This is the first time I have read this thread since I posted my now infamous 'Rubbish' response to Greg on 16 September. First let me say that I am deeply touched at those forum members who sprang to my defence (regarding Britain's history on human rights). Let me reassure you all that I wasn't offended by Greg's comments at all, which have some merit. Let me just make two points in reply.
First, when your nation has controlled such huge swathes of the globe at one time or another, there is just a greater chance of doing wrong (how many massacres has Liechtenstein perpetrated?)

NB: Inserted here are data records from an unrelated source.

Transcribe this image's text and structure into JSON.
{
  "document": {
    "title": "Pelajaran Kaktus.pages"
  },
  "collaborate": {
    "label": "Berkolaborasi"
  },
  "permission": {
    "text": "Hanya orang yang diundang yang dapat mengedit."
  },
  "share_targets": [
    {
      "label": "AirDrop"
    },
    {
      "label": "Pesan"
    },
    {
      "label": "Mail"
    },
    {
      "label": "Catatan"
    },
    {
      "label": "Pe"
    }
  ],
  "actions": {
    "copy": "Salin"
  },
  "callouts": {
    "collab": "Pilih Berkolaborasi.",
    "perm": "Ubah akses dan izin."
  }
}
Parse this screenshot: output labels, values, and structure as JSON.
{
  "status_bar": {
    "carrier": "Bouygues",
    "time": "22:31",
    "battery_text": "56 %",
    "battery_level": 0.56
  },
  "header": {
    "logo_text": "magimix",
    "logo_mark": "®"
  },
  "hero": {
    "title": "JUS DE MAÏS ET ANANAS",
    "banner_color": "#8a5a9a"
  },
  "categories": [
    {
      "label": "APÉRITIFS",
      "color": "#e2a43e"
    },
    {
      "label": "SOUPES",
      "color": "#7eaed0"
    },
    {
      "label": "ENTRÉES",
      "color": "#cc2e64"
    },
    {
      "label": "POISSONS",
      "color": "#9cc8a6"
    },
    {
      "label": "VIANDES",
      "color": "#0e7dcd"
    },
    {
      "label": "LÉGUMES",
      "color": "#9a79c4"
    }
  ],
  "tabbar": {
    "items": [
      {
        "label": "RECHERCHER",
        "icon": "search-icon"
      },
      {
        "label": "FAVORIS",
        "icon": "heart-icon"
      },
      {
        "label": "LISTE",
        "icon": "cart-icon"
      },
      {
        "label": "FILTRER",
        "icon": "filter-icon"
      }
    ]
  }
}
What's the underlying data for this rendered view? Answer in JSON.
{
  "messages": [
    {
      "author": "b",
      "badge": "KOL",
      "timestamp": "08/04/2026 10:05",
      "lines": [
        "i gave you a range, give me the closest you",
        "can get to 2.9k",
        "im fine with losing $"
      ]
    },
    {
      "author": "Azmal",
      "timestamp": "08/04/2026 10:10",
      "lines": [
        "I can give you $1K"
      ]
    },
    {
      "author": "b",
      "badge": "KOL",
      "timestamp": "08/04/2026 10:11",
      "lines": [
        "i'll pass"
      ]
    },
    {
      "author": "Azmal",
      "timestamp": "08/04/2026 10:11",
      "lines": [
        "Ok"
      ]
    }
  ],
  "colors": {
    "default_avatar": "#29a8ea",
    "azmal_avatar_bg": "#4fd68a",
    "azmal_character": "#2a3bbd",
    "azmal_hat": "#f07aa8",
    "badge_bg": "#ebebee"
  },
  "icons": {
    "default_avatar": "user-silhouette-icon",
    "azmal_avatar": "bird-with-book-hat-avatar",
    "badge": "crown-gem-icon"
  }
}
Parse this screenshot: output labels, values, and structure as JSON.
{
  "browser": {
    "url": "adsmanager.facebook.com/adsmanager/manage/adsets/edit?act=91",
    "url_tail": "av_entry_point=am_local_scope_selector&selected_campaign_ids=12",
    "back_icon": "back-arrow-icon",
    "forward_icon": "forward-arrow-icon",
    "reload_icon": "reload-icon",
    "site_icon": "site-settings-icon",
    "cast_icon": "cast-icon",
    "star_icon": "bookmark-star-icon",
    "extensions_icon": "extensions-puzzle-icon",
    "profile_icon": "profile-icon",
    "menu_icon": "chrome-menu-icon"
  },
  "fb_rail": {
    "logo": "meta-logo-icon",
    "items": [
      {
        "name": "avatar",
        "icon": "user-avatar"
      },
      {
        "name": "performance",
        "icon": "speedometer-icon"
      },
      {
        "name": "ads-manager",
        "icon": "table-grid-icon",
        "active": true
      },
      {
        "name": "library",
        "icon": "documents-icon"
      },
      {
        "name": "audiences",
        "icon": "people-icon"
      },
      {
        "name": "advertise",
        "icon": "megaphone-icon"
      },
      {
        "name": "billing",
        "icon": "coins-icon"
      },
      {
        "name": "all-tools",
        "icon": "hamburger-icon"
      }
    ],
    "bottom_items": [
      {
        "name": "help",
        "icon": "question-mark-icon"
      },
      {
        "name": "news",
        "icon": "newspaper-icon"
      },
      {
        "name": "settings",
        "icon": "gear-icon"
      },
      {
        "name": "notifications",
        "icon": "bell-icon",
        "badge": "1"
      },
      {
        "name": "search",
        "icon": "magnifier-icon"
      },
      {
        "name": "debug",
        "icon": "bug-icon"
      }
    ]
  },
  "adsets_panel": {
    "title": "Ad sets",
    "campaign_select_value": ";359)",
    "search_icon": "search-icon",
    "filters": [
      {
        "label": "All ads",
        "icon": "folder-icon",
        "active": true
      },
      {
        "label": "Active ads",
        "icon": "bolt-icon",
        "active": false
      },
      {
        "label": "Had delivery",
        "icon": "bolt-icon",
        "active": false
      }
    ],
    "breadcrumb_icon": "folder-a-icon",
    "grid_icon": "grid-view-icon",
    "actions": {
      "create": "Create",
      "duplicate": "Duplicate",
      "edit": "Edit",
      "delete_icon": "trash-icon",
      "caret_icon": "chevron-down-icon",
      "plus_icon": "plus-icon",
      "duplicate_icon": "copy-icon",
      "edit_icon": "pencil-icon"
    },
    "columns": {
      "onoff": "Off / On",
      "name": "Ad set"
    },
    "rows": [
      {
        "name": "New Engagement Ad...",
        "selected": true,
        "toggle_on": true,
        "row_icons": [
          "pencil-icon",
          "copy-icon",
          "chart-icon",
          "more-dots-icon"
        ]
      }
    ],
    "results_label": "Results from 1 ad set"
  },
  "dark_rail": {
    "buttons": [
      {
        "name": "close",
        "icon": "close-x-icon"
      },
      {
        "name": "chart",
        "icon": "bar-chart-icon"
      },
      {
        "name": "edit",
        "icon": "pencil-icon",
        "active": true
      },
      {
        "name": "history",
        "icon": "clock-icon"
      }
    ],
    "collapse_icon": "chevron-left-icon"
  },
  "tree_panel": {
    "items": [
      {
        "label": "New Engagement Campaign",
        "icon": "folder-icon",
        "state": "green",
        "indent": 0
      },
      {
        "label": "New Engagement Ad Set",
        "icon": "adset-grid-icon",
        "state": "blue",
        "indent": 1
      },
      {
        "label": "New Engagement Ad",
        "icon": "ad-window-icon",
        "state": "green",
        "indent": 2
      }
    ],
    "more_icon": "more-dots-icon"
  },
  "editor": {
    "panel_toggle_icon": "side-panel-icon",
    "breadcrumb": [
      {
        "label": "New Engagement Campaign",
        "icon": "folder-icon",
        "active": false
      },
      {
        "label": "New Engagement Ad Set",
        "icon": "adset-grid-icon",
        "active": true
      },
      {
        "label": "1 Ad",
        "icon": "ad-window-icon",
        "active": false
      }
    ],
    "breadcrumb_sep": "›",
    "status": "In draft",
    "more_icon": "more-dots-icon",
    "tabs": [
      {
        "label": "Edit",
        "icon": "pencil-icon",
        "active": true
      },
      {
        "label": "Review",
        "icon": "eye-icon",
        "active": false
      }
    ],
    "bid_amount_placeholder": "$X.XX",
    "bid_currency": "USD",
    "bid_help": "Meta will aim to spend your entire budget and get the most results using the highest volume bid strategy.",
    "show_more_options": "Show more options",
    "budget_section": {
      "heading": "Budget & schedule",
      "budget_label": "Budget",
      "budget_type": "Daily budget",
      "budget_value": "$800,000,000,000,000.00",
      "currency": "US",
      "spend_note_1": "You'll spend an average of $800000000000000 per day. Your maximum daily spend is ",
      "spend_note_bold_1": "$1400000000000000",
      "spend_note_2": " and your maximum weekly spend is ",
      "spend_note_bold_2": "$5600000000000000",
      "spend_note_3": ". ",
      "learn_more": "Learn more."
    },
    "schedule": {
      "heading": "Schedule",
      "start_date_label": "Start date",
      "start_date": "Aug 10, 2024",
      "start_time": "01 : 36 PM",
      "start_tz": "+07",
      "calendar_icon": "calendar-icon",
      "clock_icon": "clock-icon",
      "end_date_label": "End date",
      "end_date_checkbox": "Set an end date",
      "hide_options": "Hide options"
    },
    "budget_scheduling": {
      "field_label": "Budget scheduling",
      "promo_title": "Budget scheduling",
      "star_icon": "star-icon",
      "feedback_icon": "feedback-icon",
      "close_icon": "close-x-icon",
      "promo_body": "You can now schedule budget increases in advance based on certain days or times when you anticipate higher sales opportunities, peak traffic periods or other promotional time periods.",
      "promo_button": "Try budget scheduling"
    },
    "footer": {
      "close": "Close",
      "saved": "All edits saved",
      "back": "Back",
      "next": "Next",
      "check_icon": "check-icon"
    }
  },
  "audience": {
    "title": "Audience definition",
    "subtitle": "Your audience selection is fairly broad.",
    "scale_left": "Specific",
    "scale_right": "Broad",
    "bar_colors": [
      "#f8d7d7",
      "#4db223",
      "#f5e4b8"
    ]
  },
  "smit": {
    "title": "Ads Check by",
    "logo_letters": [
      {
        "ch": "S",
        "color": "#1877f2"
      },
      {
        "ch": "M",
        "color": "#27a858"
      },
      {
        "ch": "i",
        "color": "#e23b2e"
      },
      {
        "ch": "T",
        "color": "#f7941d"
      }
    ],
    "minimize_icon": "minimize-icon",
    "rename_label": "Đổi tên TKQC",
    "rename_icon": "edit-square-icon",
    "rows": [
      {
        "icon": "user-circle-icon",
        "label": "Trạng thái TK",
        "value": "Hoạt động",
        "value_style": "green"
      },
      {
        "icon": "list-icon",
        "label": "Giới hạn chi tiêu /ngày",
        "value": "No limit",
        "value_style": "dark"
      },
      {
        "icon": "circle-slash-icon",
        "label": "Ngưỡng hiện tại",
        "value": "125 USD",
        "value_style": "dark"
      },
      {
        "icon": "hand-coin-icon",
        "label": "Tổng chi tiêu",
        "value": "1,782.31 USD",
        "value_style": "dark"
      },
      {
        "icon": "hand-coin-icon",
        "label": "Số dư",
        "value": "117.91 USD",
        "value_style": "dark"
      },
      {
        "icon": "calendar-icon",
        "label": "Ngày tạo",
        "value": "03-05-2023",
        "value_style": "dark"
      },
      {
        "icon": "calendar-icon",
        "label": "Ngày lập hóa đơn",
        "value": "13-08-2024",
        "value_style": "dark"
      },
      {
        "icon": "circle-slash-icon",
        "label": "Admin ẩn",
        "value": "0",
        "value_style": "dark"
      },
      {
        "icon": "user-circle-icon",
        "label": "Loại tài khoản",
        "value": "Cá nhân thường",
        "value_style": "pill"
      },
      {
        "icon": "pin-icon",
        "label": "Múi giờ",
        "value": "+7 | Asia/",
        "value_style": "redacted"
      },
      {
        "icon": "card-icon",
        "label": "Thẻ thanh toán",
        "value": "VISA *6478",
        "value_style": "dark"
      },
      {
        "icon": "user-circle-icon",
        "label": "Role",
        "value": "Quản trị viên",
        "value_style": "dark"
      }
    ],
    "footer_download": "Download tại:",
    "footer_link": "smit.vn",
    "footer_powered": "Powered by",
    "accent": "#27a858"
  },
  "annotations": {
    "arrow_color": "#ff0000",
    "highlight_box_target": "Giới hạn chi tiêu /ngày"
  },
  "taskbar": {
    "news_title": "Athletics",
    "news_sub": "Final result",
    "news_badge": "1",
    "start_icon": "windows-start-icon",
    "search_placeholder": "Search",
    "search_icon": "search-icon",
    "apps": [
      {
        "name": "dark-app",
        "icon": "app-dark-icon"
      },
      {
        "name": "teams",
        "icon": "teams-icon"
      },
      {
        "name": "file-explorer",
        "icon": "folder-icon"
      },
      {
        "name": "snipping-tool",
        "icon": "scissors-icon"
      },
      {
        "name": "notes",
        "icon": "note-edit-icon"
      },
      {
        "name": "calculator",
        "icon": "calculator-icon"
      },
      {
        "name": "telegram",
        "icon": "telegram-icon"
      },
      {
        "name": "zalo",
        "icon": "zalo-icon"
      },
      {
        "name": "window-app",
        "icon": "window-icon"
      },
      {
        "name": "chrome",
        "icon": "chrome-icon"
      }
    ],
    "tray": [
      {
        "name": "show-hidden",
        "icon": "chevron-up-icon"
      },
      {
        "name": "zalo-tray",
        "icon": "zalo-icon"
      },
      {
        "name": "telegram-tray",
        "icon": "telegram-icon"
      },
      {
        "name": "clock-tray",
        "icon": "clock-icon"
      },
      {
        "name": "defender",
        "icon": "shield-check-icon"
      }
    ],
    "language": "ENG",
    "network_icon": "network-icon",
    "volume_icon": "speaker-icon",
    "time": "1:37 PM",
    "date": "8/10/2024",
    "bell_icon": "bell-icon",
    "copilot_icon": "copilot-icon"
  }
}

Secondly, please remember that we have done great good too. Relevant to this thread is the observation that if we had not stood alone in 1940/41 (ably supported by Australia and New Zealand of course), Auschwitz would still be going strong today, and there would be not one Jew living in continental Europe.
I had found this entire thread distasteful from its inception, and Greg's idea that he had a duty to visit a death-camp how ever much the experience was going to hurt him was just the last straw that broke the camel's back, and I exploded. I would like to explain here why this happened. It is simply a question of British culture and the education I have been given.
We in Britain treat our war dead with the greatest respect. When a naval ship is sunk in battle, it automatically becomes a war-grave and is so designated on charts. No diver would dream of entering a war-grave. Every year, throughout the country, the dead are properly remembered at 11am on the Sunday closest to 11 November (the time and date the First World War ended). We all stop whatever we are doing, stand motionless and silent for two minutes, and think of them and their sacrifice.
To me, from my cultural position, death-camp tourism is the most disgusting and disrespectful form of voyeurism imaginable. I find it deeply offensive. The entire death-camp is a single massive war-grave and, out of respect for the dead, should be closed to visitors, other than organised school parties who come for educational purposes and are shown round by professional guides, and academics. There is absolutely no reason for a tourist to visit a death-camp.
How the dead are remembered is a critical consideration. In Britain we do not mourn our dead but celebrate their lives. If I am a passenger in a car driven recklessly by a maniac along a winding mountain road, and that maniac drives us over the edge and kills me, the last thing I would want is for my children and those who love me to visit that road and themselves drive recklessly along it in some perverse attempt to understand how I felt in my final minutes. No, I would like them to remember me on my birthday, and I would like them to think of the good times we had together far away from that road, and then I would like them to stop thinking about me for the rest of the year and get on with happy and productive lives.
This is why I am inviting those attending the Event to turn their backs on Auschwitz and instead join me in a trip to the Bedzin ghetto, just north of Katowice, where we can, I hope, visit the house of Rutka Laskier (
http://www.reuters.com/article/lifestyl ... 2220080425 and
http://www.youtube.com/watch?v=W80AkujW ... re=related ) and see where she hid her diary. Then we can say a little prayer together, not mourning her terrible death in Auschwitz later in 1943 after passing through the hands of Dr Mengele, but rather giving thanks for the fortitude this little girl displayed and for the example she has set us all. In other words, the trip is intended to be uplifting, not depressing.
For those who insist on going to a death-camp, let me suggest a compromise respectful to the dead. Go to the gate of the camp, say a prayer, do something defiantly creative to counterbalance the lingering evil of the place, such as write a poem (i.e. hold up your own “little wild bouquet”), make a donation towards the camp’s preservation, and then leave. Do not enter, for to do so as a mere tourist is to desecrate what is surely hallowed ground.